Toda a resistência que o Dragão desenvolveu nas ruas de Maria desaparece sob os golpes em volta do poço, a pouco e pouco, como se Pettersson estivesse a descascar uma das cebolas que Anna Stina costumava vender do seu cesto. Por fim, resta apenas uma criança assustada. Enquanto Anna Stina se mantém de olhos fechados e pernas trémulas do esforço de se manter de pé durante aquele tempo, sente algo dentro de si a mover-se na direcção contrária. Uma casca começar a endurecer à sua volta. Ouve aquele monstro torturar uma rapariga por prazer e com a lei do seu lado, sem ninguém poder levantar um dedo em protesto. Pettersson é igual a Anders Petter em Barnängen, a Lysander no seu gabinete, ao juiz no seu tribunal, a Fischer e ao Mudo com o bastão, a corda e a espada. Enquanto Karin começa a deixar um rasto de sangue em volta do poço, Anna Stina jura que nunca mais se permitirá ser uma rapariguinha indefesa, independentemente de como o mundo a veja. Nos seus pensamentos e acções, tem de se afastar daquele lugar cruel, e depressa, antes de se juntar ao rebanho de mortas-vivas da fiação. Já é tarde demais para Karin Ersson.

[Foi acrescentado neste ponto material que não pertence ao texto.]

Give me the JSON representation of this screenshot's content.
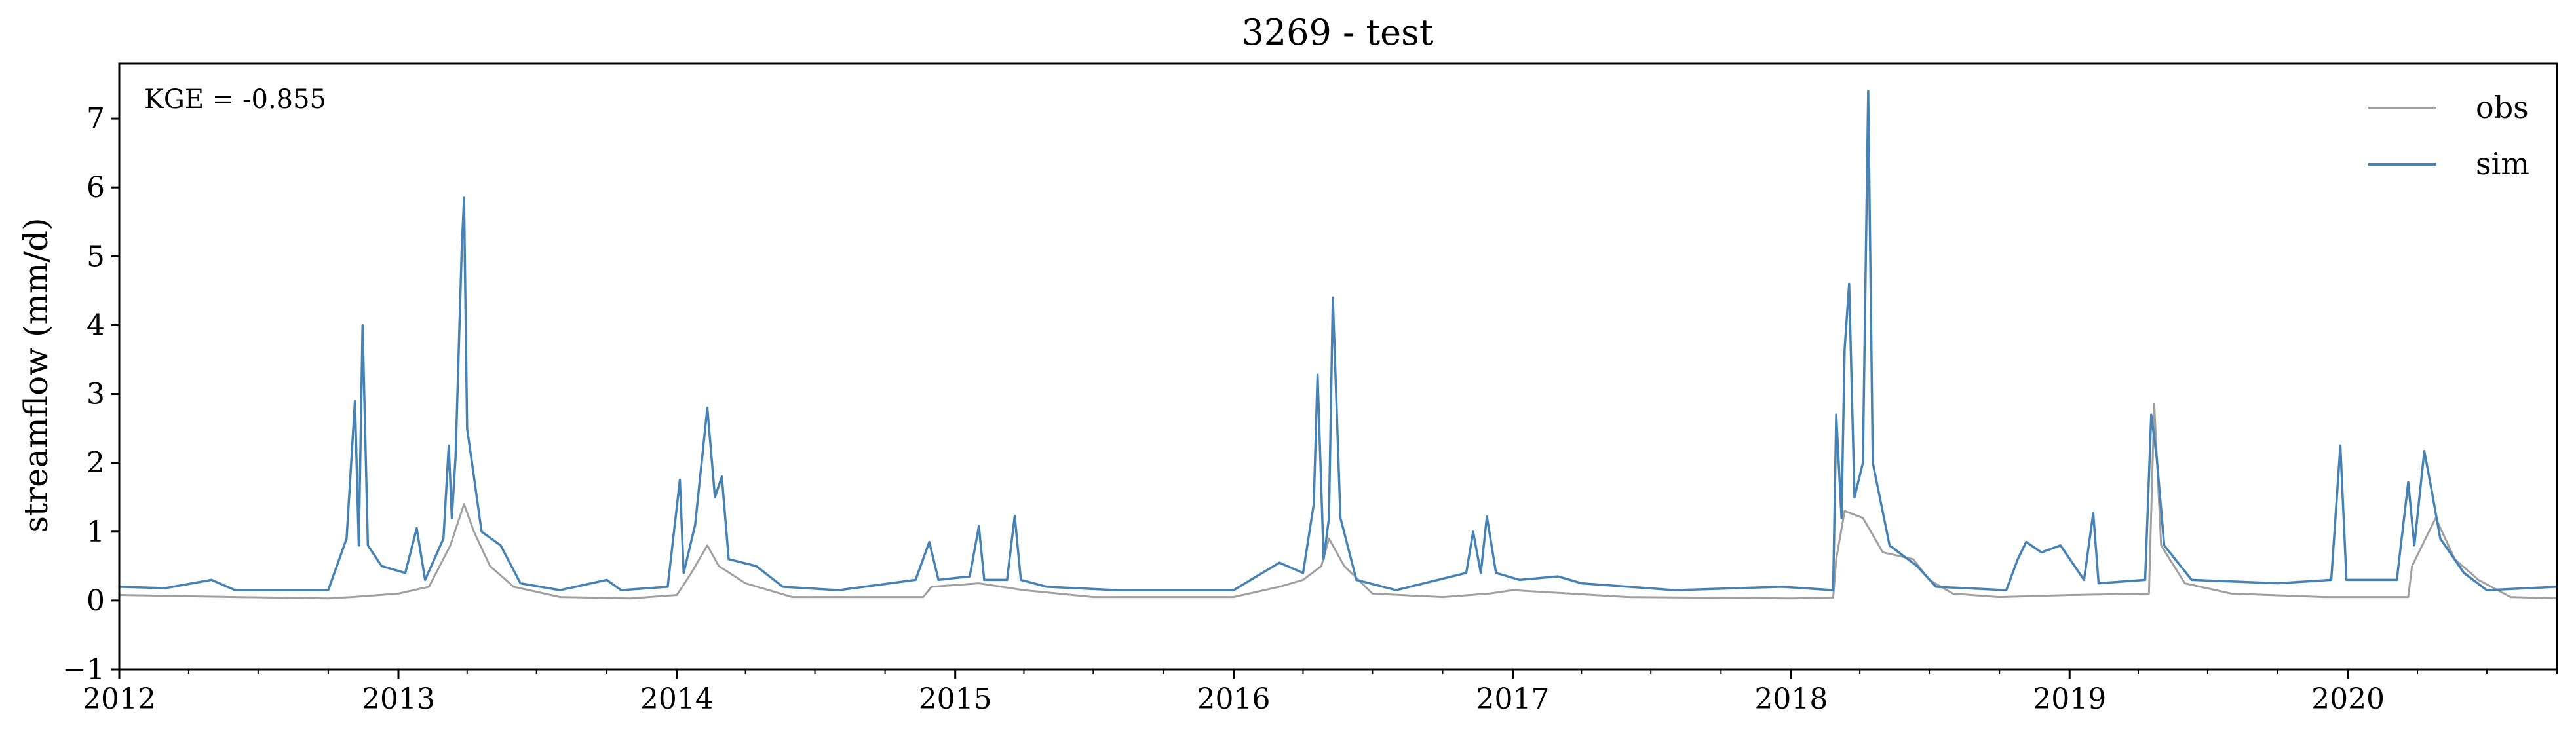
{
  "chart_data": {
    "type": "line",
    "title": "3269 - test",
    "xlabel": "",
    "ylabel": "streamflow (mm/d)",
    "annotation": "KGE = -0.855",
    "legend_position": "top-right",
    "grid": false,
    "xlim": [
      "2012-01-01",
      "2020-10-01"
    ],
    "ylim": [
      -1,
      7.8
    ],
    "y_ticks": [
      -1,
      0,
      1,
      2,
      3,
      4,
      5,
      6,
      7
    ],
    "x_ticks": [
      "2012",
      "2013",
      "2014",
      "2015",
      "2016",
      "2017",
      "2018",
      "2019",
      "2020"
    ],
    "series": [
      {
        "name": "obs",
        "color": "#a0a0a0",
        "points": [
          [
            "2012-01-01",
            0.08
          ],
          [
            "2012-06-01",
            0.05
          ],
          [
            "2012-10-01",
            0.03
          ],
          [
            "2012-11-01",
            0.05
          ],
          [
            "2013-01-01",
            0.1
          ],
          [
            "2013-02-10",
            0.2
          ],
          [
            "2013-03-10",
            0.8
          ],
          [
            "2013-03-28",
            1.4
          ],
          [
            "2013-04-10",
            1.0
          ],
          [
            "2013-05-01",
            0.5
          ],
          [
            "2013-06-01",
            0.2
          ],
          [
            "2013-08-01",
            0.05
          ],
          [
            "2013-11-01",
            0.03
          ],
          [
            "2014-01-01",
            0.08
          ],
          [
            "2014-01-20",
            0.4
          ],
          [
            "2014-02-10",
            0.8
          ],
          [
            "2014-02-25",
            0.5
          ],
          [
            "2014-04-01",
            0.25
          ],
          [
            "2014-06-01",
            0.05
          ],
          [
            "2014-11-20",
            0.05
          ],
          [
            "2014-12-01",
            0.2
          ],
          [
            "2015-02-01",
            0.25
          ],
          [
            "2015-04-01",
            0.15
          ],
          [
            "2015-07-01",
            0.05
          ],
          [
            "2016-01-01",
            0.05
          ],
          [
            "2016-03-01",
            0.2
          ],
          [
            "2016-04-01",
            0.3
          ],
          [
            "2016-04-25",
            0.5
          ],
          [
            "2016-05-05",
            0.9
          ],
          [
            "2016-05-25",
            0.5
          ],
          [
            "2016-07-01",
            0.1
          ],
          [
            "2016-10-01",
            0.05
          ],
          [
            "2016-12-01",
            0.1
          ],
          [
            "2017-01-01",
            0.15
          ],
          [
            "2017-06-01",
            0.05
          ],
          [
            "2017-12-31",
            0.03
          ],
          [
            "2018-02-25",
            0.04
          ],
          [
            "2018-03-01",
            0.6
          ],
          [
            "2018-03-12",
            1.3
          ],
          [
            "2018-04-05",
            1.2
          ],
          [
            "2018-05-01",
            0.7
          ],
          [
            "2018-06-10",
            0.6
          ],
          [
            "2018-07-01",
            0.3
          ],
          [
            "2018-08-01",
            0.1
          ],
          [
            "2018-10-01",
            0.05
          ],
          [
            "2019-01-01",
            0.08
          ],
          [
            "2019-04-15",
            0.1
          ],
          [
            "2019-04-22",
            2.85
          ],
          [
            "2019-05-01",
            0.8
          ],
          [
            "2019-06-01",
            0.25
          ],
          [
            "2019-08-01",
            0.1
          ],
          [
            "2019-12-01",
            0.05
          ],
          [
            "2020-03-20",
            0.05
          ],
          [
            "2020-03-25",
            0.5
          ],
          [
            "2020-04-25",
            1.2
          ],
          [
            "2020-05-20",
            0.6
          ],
          [
            "2020-06-20",
            0.3
          ],
          [
            "2020-08-01",
            0.05
          ],
          [
            "2020-10-01",
            0.03
          ]
        ]
      },
      {
        "name": "sim",
        "color": "#4682b4",
        "points": [
          [
            "2012-01-01",
            0.2
          ],
          [
            "2012-03-01",
            0.18
          ],
          [
            "2012-05-01",
            0.3
          ],
          [
            "2012-06-01",
            0.15
          ],
          [
            "2012-10-01",
            0.15
          ],
          [
            "2012-10-25",
            0.9
          ],
          [
            "2012-11-05",
            2.9
          ],
          [
            "2012-11-10",
            0.8
          ],
          [
            "2012-11-15",
            4.0
          ],
          [
            "2012-11-22",
            0.8
          ],
          [
            "2012-12-10",
            0.5
          ],
          [
            "2013-01-10",
            0.4
          ],
          [
            "2013-01-25",
            1.05
          ],
          [
            "2013-02-05",
            0.3
          ],
          [
            "2013-03-01",
            0.9
          ],
          [
            "2013-03-08",
            2.25
          ],
          [
            "2013-03-12",
            1.2
          ],
          [
            "2013-03-17",
            2.1
          ],
          [
            "2013-03-25",
            5.1
          ],
          [
            "2013-03-28",
            5.85
          ],
          [
            "2013-04-01",
            2.5
          ],
          [
            "2013-04-10",
            1.8
          ],
          [
            "2013-04-20",
            1.0
          ],
          [
            "2013-05-15",
            0.8
          ],
          [
            "2013-06-10",
            0.25
          ],
          [
            "2013-08-01",
            0.15
          ],
          [
            "2013-10-01",
            0.3
          ],
          [
            "2013-10-20",
            0.15
          ],
          [
            "2013-12-20",
            0.2
          ],
          [
            "2014-01-05",
            1.75
          ],
          [
            "2014-01-10",
            0.4
          ],
          [
            "2014-01-25",
            1.1
          ],
          [
            "2014-02-10",
            2.8
          ],
          [
            "2014-02-20",
            1.5
          ],
          [
            "2014-03-01",
            1.8
          ],
          [
            "2014-03-10",
            0.6
          ],
          [
            "2014-04-15",
            0.5
          ],
          [
            "2014-05-20",
            0.2
          ],
          [
            "2014-08-01",
            0.15
          ],
          [
            "2014-11-10",
            0.3
          ],
          [
            "2014-11-28",
            0.85
          ],
          [
            "2014-12-10",
            0.3
          ],
          [
            "2015-01-20",
            0.35
          ],
          [
            "2015-02-01",
            1.08
          ],
          [
            "2015-02-08",
            0.3
          ],
          [
            "2015-03-10",
            0.3
          ],
          [
            "2015-03-20",
            1.23
          ],
          [
            "2015-03-28",
            0.3
          ],
          [
            "2015-05-01",
            0.2
          ],
          [
            "2015-08-01",
            0.15
          ],
          [
            "2016-01-01",
            0.15
          ],
          [
            "2016-03-01",
            0.55
          ],
          [
            "2016-04-01",
            0.4
          ],
          [
            "2016-04-15",
            1.4
          ],
          [
            "2016-04-20",
            3.28
          ],
          [
            "2016-04-28",
            0.6
          ],
          [
            "2016-05-05",
            1.2
          ],
          [
            "2016-05-10",
            4.4
          ],
          [
            "2016-05-20",
            1.2
          ],
          [
            "2016-06-10",
            0.3
          ],
          [
            "2016-08-01",
            0.15
          ],
          [
            "2016-11-01",
            0.4
          ],
          [
            "2016-11-10",
            1.0
          ],
          [
            "2016-11-20",
            0.4
          ],
          [
            "2016-11-28",
            1.22
          ],
          [
            "2016-12-10",
            0.4
          ],
          [
            "2017-01-10",
            0.3
          ],
          [
            "2017-03-01",
            0.35
          ],
          [
            "2017-04-01",
            0.25
          ],
          [
            "2017-08-01",
            0.15
          ],
          [
            "2017-12-20",
            0.2
          ],
          [
            "2018-02-25",
            0.15
          ],
          [
            "2018-03-01",
            2.7
          ],
          [
            "2018-03-08",
            1.2
          ],
          [
            "2018-03-12",
            3.65
          ],
          [
            "2018-03-18",
            4.6
          ],
          [
            "2018-03-25",
            1.5
          ],
          [
            "2018-04-05",
            2.0
          ],
          [
            "2018-04-12",
            7.4
          ],
          [
            "2018-04-18",
            2.0
          ],
          [
            "2018-05-10",
            0.8
          ],
          [
            "2018-06-15",
            0.5
          ],
          [
            "2018-07-10",
            0.2
          ],
          [
            "2018-10-10",
            0.15
          ],
          [
            "2018-10-25",
            0.6
          ],
          [
            "2018-11-05",
            0.85
          ],
          [
            "2018-11-25",
            0.7
          ],
          [
            "2018-12-20",
            0.8
          ],
          [
            "2019-01-20",
            0.3
          ],
          [
            "2019-02-01",
            1.27
          ],
          [
            "2019-02-08",
            0.25
          ],
          [
            "2019-04-10",
            0.3
          ],
          [
            "2019-04-18",
            2.7
          ],
          [
            "2019-04-25",
            2.1
          ],
          [
            "2019-05-05",
            0.8
          ],
          [
            "2019-06-10",
            0.3
          ],
          [
            "2019-10-01",
            0.25
          ],
          [
            "2019-12-10",
            0.3
          ],
          [
            "2019-12-22",
            2.25
          ],
          [
            "2019-12-30",
            0.3
          ],
          [
            "2020-03-05",
            0.3
          ],
          [
            "2020-03-20",
            1.72
          ],
          [
            "2020-03-28",
            0.8
          ],
          [
            "2020-04-10",
            2.17
          ],
          [
            "2020-04-18",
            1.7
          ],
          [
            "2020-05-01",
            0.9
          ],
          [
            "2020-06-01",
            0.4
          ],
          [
            "2020-07-01",
            0.15
          ],
          [
            "2020-10-01",
            0.2
          ]
        ]
      }
    ]
  }
}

Anna Stina sabe que nunca mais voltará a ser o que era.
Pettersson faz uma pausa, com o peito inchado a arquejar por baixo da camisa, de cansaço, mas também por outro motivo: percebe que Anna Stina está horrorizada. Pára para limpar o suor do rosto e olha para ela, que está de pé ao lado de Löf, o qual começou a balançar os pés de calor.
— Olha, Jonatan! Leva essa daí e mostra-lhe a cama dela, o lugar onde vai comer e a roca de fiar. E, quando voltares, traz uma garrafa, por favor. A educação é um trabalho árduo, e cheira-me que a Ersson ainda é capaz de dançar mais uma ou duas valsas, apesar de não parecer.